To identify guests offering long-term revenue potential to a hotel, properties need to take a holistic view of its guests’ activities, not just their room spend. Data from transaction systems should be integrated to provide a true picture of a guest’s preferred activities and their overall value, considering all ancillary spend from online reservations to check-out, food service to spa services, guest rooms to gift shop, and more.
In addition to making more profitable decisions, this data allows hoteliers to make more informed decisions about promotions, service offerings, inventory levels and F&B options. Furthermore, this integrated behavior data supports wiser pricing decisions, supplier choices and financial strategies. Forecasting and optimization can then provide controls to ensure revenues are maximized across the entire operation.
Improve Hotel Value
The flow-through additional revenue that comes from the proper utilization of revenue technology and strategies can directly impact a hotel’s bottom-line results, making it a valuable tool in increasing a hotel’s valuation.
Increased revenue leads to higher cash flow, which has a number of benefits from giving the hotel greater day-to-day liquidity, to having money in the bank, to generating interest. By using revenue management to increase revenues on a regular basis, the amount of cash available after expenses also increases—making further reinvestment possible. This powers a positive cycle of higher revenues. To improve cash flow and grow the property value, it is truly in ownership’s best interest to ensure they lead the way when it comes to revenue management.
Additionally, for those owners or group investors with multiple properties, or those looking to expand their portfolio, setting revenue management standards across a hotel group or chain will improve the performance of the overall portfolio. Through data collection and property comparisons, hoteliers can better determine how to price a hotel chain in different countries. Accurate forecasting data, combined with market research and analysis, also makes it possible for hoteliers to carry out realistic feasibility studies for future hotels looking to join the group, refurbishment investments, or to assess future opportunities to open new hotels.
The Proof Is in the KPIs
A hotel’s revenue management performance may have traditionally been measured by average daily rate (ADR) and revenue per available room (RevPAR); however, the practice has evolved past only using these standards. New revenue management principles can be applied beyond just rooms, or even beyond a single property itself. Today, hoteliers can look at how their hotel is performing compared to the wider market. To do this, it is vital hoteliers identify the right comp set and review regularly.
Hoteliers need to look at location, product and service in addition to what guests are saying about these hotels.
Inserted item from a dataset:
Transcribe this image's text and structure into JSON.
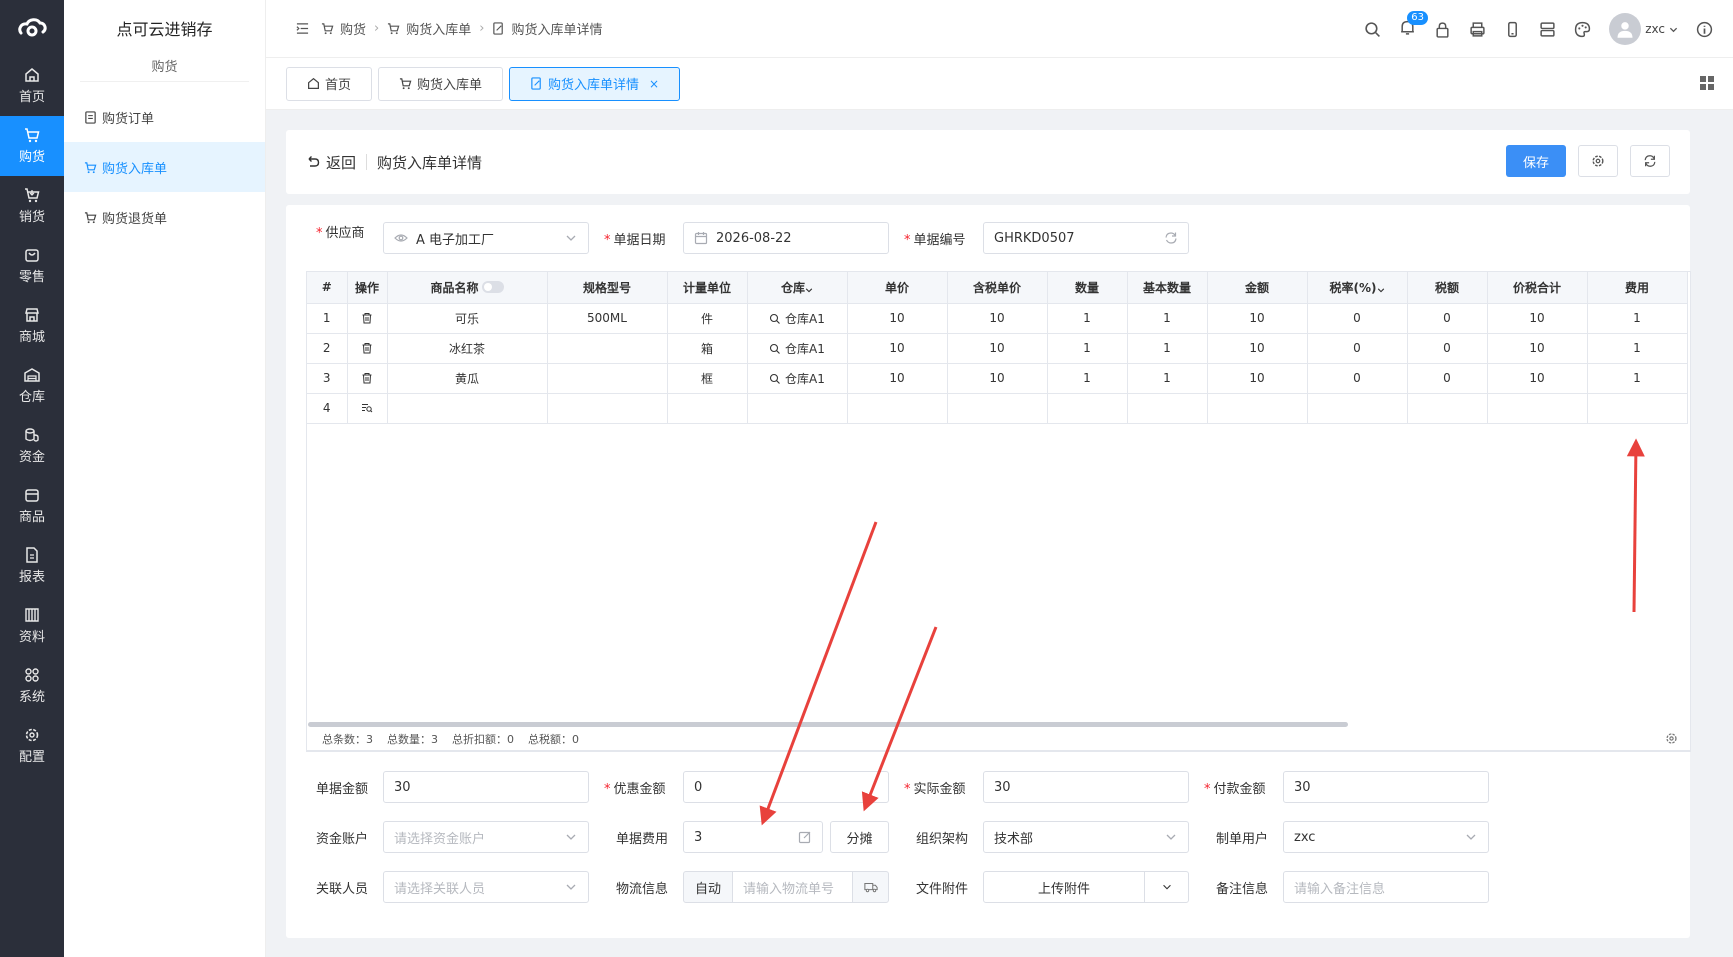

Once the right comp set has been identified, a hotel’s market penetration index (MPI) is determined by dividing the hotel’s occupancy by the market’s occupancy. This metric is important as it allows hotels to see their position and performance in relation to their competitors and the market in general.
While a hotel owner or board member will not need to have intimate knowledge of all hospitality industry financial measurements, it is important that all departments—sales and marketing, finance and operations—use standardized definitions and approaches so the business’s performance can be easily articulated to all owners or investors.
The year ahead is sure to be challenging, but it holds the potential to be highly rewarding for hoteliers who make smart decisions now. Hotel owners whose priorities align with property-level management on the value of investing in revenue management will not only survive but thrive in the boom years to come.